James Beresford drove in the go-ahead run in the top of the ninth inning in the form of Paul Weichard after he and Andrew Russell hit back to back infield singles. Hayden Beard was brought in by South Australia to try to stop the flow of runs, but gave up a two run-double to Matthew Lawman to take Victoria to a 7–4 lead. Russell Spear entered the game for Victoria as closer for the second night in a row, and despite giving up two hits was able to keep South Australia scoreless to earn a second save.

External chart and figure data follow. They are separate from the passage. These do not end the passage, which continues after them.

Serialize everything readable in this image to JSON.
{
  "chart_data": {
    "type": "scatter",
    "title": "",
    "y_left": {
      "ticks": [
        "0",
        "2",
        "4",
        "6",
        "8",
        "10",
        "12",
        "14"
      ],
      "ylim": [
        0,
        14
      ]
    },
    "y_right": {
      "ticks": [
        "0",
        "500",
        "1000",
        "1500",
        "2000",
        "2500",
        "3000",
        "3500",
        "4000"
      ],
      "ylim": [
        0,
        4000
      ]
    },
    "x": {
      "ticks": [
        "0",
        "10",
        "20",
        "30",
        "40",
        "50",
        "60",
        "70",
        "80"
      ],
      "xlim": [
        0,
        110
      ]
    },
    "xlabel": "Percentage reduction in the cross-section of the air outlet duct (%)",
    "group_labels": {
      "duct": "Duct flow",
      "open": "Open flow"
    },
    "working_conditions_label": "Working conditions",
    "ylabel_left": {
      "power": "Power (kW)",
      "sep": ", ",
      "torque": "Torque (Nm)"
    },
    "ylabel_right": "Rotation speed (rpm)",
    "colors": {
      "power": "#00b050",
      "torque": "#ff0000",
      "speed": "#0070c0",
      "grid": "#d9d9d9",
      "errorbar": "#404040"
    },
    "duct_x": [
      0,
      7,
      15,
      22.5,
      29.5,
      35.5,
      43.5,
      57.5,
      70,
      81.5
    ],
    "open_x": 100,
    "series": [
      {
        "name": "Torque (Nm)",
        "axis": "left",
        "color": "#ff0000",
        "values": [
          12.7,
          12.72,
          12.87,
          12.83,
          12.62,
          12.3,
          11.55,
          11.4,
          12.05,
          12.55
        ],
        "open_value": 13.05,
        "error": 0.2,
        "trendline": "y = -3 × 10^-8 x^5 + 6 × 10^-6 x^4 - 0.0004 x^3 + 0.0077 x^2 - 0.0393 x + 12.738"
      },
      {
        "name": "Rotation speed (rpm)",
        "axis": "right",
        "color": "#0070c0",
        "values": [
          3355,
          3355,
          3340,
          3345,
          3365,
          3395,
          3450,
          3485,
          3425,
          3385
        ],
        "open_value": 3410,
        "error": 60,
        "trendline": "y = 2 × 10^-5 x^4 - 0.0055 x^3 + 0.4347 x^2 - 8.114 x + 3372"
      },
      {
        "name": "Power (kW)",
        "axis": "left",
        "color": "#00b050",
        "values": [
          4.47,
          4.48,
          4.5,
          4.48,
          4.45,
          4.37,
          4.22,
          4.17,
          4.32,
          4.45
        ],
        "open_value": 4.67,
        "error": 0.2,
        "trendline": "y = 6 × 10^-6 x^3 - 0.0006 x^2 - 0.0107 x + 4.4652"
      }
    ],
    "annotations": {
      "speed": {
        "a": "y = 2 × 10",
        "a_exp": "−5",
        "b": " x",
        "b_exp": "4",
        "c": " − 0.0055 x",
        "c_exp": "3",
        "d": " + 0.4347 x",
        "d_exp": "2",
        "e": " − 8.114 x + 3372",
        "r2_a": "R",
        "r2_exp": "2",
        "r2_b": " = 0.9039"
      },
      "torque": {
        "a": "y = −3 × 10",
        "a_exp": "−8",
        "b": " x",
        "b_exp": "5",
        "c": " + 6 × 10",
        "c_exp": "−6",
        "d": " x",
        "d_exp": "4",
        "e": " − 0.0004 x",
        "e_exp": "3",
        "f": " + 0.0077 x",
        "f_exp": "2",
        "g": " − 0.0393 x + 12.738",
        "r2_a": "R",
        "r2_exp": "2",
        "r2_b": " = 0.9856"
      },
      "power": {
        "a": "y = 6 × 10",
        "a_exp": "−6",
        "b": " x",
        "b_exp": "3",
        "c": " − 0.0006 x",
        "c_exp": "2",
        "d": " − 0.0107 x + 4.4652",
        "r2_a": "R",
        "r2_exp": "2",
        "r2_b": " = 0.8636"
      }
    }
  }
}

6 February 19:35 (GMT+11) at La Trobe University, Melbourne
| Team | 1 | 2 | 3 | 4 | 5 | 6 | 7 | 8 | 9 | R | H | E |
| Victoria Aces (2–0) | 0 | 0 | 1 | 0 | 1 | 1 | 0 | 1 | 3 | 7 | 13 | 1 |
| South Australia (0–2) | 0 | 0 | 0 | 1 | 3 | 0 | 0 | 0 | 0 | 4 | 8 | 2 |
WP: Ross Hipke (1–0) LP: Richard Bartlett (0–1) Sv: Russell Spear (2) Home runs: VIC: None SA: Michael Collins (1) Boxscore

== Awards ==
At the conclusion of the finals series, the winner of two awards were announced. Matthew Blackmore won both the Pitcher of the Year award and the Finals Series MVP award. At the Baseball Australia Diamond Awards, held on 6 March at the Hotel Grand Chancellor, Adelaide, Wayne Lundgren was announced as the 35th winner of the Helms Award; the Claxton Shield's Most Valuable Player award. Lundgren was the first pitcher to win since 1986. Runners-up by two votes were Paul Mildren and Michael Collins.